Javier Deriba investit les espaces publics avec des créations colorées et géométriques. Street artiste confirmé, il tapisse les sols et les murs de ses créations graphiques, et transforme grâce à l’art, la perception que nous avons de notre environnement urbain comme rural.
Particulièrement adepte du motif carrelé, il en exploite toutes les possibilités en changeant de couleur, de formes, d’endroit : ses œuvres ont toutes une histoire particulière. Amada par exemple est une création qu’il réalise en hommage à sa mère. Il crée aussi des œuvres plus figuratives et critiques vis-à-vis du gouvernement espagnol et de la couronne notamment, Javier Deriba soutenant ouvertement le mouvement indépendantiste catalan.
L’artiste
Né en Catalogne (Espagne) en 1985, Javier Deriba est actuellement basé à Barcelone où il partage un studio avec le collectif Reskate, anciennement Reskateboarding. Il crée ce collectif avec sa partenaire artistique Minuskulo, de son vrai prénom María López (née en 1980) en 2014. Leur projet initial est de redonner une seconde vie à des skateboards abandonnés, puis ils se tournent avec Reskate vers la peinture murale. Javier Deriba crée donc sur des supports multiples ; sols, murs, planches de skate… ou encore tapis.
Ses œuvres ornent les rues d’Espagne, de Portugal, d’Autriche mais aussi celles de Chine, notamment avec deux créations qu’il réalise dans des parkings pour indiquer les zones piétonnes. Il choisit pour l’une d’elles la couleur rouge en raison de sa connotation positive dans ce pays. Cela témoigne de l’importance que représente pour lui le fait d’intégrer son travail dans la vie locale et culturelle des endroits où il crée, et de les ancrer réellement dans leur contexte. De courtes explications accompagnant les œuvres sont disponibles sur ses posts Instagram.
Ses créations
Des œuvres politiques
Il peut aussi créer hors les murs, et basculer dans le land art. C’est ce dont témoigne son œuvre dans la neige près du Canal Roya, où il sculpte dans le paysage lui-même une création unique et éphémère en relief grâce à une sorte de pochoir. Cette création s’inscrit dans un combat politique porté par le hashtag #SalvemosCanalRoya. Comme l’artiste le déclare, il rejoint ce mouvement de lutte contre l’installation d’un téléphérique reliant des stations de ski au détriment d’une zone naturelle encore intacte, le Canal Roya. Il critique ce projet anti-écologique, aux antipodes des actions que devrait avoir le gouvernement dans notre contexte de changement climatique.

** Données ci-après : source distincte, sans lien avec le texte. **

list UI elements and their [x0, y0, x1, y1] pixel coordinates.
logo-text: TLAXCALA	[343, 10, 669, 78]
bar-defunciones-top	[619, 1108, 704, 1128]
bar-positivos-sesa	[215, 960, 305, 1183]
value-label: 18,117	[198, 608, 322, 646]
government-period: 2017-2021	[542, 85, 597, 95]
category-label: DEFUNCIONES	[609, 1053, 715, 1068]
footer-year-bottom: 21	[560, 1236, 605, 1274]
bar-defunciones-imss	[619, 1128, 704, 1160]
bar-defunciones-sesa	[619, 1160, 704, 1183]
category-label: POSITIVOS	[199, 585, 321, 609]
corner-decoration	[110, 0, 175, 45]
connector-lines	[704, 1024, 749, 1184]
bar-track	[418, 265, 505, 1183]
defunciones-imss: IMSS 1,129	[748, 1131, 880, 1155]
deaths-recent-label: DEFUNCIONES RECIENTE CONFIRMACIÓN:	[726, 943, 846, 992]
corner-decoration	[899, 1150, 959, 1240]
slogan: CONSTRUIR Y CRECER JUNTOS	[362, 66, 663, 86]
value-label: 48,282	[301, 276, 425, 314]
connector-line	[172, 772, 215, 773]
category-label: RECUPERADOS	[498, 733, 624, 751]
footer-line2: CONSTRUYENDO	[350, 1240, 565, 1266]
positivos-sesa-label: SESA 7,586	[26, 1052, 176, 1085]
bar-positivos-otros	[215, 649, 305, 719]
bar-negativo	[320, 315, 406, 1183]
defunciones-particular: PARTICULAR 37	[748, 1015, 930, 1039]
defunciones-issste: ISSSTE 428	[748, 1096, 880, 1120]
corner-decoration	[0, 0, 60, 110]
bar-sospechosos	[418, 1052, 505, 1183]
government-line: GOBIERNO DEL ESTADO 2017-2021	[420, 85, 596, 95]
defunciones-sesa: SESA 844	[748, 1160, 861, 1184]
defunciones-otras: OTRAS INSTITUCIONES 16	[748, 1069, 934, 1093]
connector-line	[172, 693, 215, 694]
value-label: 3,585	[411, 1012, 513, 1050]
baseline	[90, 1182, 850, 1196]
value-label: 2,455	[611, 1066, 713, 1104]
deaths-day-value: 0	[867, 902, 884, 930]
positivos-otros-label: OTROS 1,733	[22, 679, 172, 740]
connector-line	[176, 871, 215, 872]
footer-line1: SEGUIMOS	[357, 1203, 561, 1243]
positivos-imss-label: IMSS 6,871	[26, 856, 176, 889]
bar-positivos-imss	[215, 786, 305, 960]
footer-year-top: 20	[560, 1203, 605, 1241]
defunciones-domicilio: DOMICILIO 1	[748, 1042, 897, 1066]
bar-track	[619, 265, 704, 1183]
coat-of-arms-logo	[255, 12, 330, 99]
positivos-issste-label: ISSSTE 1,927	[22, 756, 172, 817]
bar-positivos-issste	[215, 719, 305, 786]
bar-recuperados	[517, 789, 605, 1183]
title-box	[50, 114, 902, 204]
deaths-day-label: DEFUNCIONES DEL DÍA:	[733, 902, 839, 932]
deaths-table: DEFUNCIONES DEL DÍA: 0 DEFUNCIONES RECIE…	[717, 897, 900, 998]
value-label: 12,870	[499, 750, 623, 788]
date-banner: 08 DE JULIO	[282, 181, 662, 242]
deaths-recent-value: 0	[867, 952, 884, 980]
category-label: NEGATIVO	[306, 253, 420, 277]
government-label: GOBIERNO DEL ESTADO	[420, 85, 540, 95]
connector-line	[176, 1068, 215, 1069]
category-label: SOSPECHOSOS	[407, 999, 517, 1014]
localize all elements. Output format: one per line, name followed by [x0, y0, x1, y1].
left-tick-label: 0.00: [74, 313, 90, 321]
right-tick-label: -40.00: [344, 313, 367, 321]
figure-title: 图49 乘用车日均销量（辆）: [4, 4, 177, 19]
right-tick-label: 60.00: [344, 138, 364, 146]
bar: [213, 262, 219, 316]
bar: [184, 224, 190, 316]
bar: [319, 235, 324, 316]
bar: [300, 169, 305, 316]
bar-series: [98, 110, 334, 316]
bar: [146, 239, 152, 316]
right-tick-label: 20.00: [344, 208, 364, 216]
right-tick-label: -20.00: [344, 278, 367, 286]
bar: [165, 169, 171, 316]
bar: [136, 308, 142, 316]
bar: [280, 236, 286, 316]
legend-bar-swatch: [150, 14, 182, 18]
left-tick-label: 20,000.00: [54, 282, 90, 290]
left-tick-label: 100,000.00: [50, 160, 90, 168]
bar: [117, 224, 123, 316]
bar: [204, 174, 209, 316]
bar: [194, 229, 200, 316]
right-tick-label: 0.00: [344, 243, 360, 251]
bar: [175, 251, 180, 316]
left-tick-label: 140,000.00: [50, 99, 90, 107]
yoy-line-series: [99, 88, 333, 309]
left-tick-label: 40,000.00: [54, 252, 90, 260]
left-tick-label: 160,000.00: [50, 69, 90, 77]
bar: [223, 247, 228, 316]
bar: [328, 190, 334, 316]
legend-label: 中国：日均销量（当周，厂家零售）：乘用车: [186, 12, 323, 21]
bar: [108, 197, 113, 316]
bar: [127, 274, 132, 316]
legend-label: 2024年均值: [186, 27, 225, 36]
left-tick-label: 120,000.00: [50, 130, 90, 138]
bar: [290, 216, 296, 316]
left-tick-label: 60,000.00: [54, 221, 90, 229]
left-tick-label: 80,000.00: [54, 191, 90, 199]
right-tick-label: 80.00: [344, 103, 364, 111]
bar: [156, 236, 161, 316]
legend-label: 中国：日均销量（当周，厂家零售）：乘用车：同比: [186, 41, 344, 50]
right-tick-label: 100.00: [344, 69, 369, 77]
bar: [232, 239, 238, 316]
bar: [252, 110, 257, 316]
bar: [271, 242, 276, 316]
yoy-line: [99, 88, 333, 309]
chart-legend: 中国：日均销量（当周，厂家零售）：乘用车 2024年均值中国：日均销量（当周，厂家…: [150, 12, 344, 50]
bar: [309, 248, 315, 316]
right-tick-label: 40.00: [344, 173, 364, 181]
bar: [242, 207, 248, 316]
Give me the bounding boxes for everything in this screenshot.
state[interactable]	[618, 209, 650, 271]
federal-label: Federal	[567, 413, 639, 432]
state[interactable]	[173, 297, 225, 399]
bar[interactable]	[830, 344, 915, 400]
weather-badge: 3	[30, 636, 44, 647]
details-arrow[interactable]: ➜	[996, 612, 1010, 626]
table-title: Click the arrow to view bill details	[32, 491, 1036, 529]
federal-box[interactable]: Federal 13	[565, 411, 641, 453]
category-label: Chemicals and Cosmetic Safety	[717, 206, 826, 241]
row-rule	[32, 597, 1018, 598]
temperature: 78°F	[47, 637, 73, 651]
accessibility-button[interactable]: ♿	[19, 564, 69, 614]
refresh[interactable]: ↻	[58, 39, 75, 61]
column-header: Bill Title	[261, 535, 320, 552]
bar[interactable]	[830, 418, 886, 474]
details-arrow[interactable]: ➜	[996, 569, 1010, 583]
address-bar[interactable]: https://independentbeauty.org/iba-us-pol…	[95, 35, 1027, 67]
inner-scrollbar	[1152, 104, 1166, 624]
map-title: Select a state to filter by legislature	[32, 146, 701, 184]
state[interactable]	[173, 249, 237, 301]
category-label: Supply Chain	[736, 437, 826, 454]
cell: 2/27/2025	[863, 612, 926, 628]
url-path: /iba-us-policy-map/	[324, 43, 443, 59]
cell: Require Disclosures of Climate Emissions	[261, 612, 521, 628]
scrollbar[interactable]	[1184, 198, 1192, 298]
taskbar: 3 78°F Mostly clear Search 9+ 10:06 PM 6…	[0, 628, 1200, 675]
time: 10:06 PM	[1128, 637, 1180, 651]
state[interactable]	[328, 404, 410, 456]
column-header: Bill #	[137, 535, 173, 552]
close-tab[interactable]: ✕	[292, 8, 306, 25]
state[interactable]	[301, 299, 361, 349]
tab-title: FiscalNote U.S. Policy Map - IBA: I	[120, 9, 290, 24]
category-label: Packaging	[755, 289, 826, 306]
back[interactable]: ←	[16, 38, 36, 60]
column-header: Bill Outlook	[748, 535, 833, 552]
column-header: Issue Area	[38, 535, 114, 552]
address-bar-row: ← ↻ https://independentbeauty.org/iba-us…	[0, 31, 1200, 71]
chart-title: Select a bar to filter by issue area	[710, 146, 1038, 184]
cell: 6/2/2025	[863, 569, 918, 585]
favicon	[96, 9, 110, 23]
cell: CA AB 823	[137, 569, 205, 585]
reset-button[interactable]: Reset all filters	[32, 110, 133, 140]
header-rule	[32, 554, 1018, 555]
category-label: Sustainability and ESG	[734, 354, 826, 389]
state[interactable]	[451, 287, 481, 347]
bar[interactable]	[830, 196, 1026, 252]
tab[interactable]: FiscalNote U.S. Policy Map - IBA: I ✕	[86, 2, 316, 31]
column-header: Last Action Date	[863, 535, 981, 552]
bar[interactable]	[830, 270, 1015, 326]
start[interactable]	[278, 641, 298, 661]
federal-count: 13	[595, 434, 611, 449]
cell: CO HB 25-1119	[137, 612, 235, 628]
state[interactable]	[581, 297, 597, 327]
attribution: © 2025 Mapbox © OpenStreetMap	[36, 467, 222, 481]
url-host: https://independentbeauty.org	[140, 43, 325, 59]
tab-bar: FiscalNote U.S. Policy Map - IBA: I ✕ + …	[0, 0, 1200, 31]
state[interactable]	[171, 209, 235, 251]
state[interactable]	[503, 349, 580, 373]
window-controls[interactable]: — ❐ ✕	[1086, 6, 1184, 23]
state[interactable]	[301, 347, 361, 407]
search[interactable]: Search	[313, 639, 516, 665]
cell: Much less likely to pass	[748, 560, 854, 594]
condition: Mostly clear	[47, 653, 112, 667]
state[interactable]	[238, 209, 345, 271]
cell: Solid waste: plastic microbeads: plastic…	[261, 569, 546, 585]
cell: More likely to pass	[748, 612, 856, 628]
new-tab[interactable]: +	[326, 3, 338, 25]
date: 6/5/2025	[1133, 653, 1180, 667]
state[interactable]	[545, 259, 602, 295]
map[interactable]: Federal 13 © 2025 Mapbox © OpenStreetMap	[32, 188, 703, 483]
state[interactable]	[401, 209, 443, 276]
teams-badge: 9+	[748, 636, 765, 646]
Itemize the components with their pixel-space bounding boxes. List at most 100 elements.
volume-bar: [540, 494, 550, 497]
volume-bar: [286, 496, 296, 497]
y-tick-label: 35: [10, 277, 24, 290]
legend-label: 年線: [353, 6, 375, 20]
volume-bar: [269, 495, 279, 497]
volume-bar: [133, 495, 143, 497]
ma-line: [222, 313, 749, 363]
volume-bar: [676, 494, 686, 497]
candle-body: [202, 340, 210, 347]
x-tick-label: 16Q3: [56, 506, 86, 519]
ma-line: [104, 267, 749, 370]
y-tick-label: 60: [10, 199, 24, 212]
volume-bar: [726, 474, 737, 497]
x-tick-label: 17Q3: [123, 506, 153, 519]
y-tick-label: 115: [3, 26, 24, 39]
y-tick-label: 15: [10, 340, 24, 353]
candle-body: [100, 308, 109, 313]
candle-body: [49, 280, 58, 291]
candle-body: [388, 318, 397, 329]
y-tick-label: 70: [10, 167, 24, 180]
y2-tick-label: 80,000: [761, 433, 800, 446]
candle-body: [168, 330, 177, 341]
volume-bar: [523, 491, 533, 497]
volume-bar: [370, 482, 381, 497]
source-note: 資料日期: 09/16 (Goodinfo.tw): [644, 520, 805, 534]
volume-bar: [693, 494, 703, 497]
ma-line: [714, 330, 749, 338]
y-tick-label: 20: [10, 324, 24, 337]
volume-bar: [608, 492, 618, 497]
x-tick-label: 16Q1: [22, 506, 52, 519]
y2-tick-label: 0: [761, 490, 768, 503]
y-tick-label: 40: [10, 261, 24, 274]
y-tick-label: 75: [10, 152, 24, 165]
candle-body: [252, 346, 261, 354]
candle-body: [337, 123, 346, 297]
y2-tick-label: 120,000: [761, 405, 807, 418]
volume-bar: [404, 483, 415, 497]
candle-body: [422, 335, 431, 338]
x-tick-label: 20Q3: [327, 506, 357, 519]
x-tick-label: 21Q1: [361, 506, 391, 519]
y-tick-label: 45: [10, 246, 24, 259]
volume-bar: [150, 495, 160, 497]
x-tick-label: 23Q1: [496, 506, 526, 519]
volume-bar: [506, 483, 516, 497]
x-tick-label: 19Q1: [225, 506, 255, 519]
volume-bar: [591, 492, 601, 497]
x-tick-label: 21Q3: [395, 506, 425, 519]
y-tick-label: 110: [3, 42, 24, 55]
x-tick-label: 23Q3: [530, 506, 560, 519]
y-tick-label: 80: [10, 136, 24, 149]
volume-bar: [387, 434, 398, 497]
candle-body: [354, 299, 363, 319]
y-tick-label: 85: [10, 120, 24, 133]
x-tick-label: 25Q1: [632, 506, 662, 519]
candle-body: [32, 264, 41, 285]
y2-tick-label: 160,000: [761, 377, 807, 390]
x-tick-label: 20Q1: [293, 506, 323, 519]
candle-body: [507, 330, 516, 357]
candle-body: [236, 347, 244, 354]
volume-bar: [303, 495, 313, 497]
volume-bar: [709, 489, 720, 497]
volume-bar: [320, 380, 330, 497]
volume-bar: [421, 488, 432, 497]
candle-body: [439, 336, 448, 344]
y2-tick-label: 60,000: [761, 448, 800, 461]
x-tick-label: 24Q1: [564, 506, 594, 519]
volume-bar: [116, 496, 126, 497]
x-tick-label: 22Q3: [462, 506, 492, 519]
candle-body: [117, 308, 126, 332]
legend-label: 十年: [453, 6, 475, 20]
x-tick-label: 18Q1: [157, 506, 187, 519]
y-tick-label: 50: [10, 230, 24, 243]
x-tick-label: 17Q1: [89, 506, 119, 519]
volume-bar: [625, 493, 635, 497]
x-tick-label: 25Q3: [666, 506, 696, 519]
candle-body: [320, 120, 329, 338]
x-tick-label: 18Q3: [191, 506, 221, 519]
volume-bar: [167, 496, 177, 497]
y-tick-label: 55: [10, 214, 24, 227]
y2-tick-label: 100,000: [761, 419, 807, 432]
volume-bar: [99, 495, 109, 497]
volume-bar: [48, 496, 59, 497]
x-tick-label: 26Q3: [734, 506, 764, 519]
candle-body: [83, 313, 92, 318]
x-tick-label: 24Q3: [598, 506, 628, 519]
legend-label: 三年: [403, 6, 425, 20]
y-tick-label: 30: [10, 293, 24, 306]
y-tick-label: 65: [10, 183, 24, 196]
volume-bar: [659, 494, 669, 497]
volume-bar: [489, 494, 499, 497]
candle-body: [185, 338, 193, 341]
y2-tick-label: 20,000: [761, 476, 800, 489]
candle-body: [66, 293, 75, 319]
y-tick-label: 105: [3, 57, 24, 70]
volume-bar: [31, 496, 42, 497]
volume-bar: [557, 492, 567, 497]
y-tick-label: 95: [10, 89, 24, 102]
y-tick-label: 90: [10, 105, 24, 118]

Son œuvre s’ancre donc dans une réflexion esthétique profondément politique. Cette conscience politique du fait que l’art peut jouer un rôle dans l’évolution de nos sociétés et la perception de l’espace se constate également dans sa série Floors, qui est consacrée en partie à des créations dans des endroits abandonnés, auquel il donne une seconde vie. Comme il le dit lui-même, « oublier est un choix » : il ne tient donc qu’à nous de garder en mémoire ces endroits qui ont compté.
Cela permet de donner une seconde vie à ces lieux, comme il le faisait déjà avec les skateboards il y a quelques années : ce souci de la récupération d’objets utilisés il y a longtemps refait surface avec cette fois-ci des bâtiments entiers. Cela fait tendre ces œuvres vers l’urbex, domaine dans lequel se spécialise également l’artiste Ilan Benattar, lui aussi mû par la volonté de changer notre regard sur ces lieux grâce à l’art.
D’autres de ses œuvres sont ouvertement militantes, comme Autocensura, où il utilise la figuration avec un personnage qui s’enchaîne lui-même. Ce genre de dessin rappelle ceux qu’il publie sur son autre compte Instagram @wordwars, plus figuratifs.
Un processus artistique réfléchi
Ses créations témoignent donc d’une variété de matériaux ou de technique utilisés. Tout comme son associée María López, Javier Deriba est en effet convaincu de l’importance de ces choix qui doivent être spécifiques à chaque œuvre. Il les considère comme porteurs de sens, et devant participer de sa réflexion conceptuelle et artistique pour que l’œuvre soit réussie, rien n’est laissé au hasard.
Javier Deriba fait parfois appel à des participant∙es pour l’aider à peindre et à métamorphoser les rues. Ces interventions extérieures font partie intégrante du processus de création, et ne sont pas dénuées d’importance conceptuelle non plus. En effet, Javier Deriba prolonge le concept d’espace public à celui d’œuvre publique participative, où les passant∙es et habitant∙es des quartiers deviennent les artistes.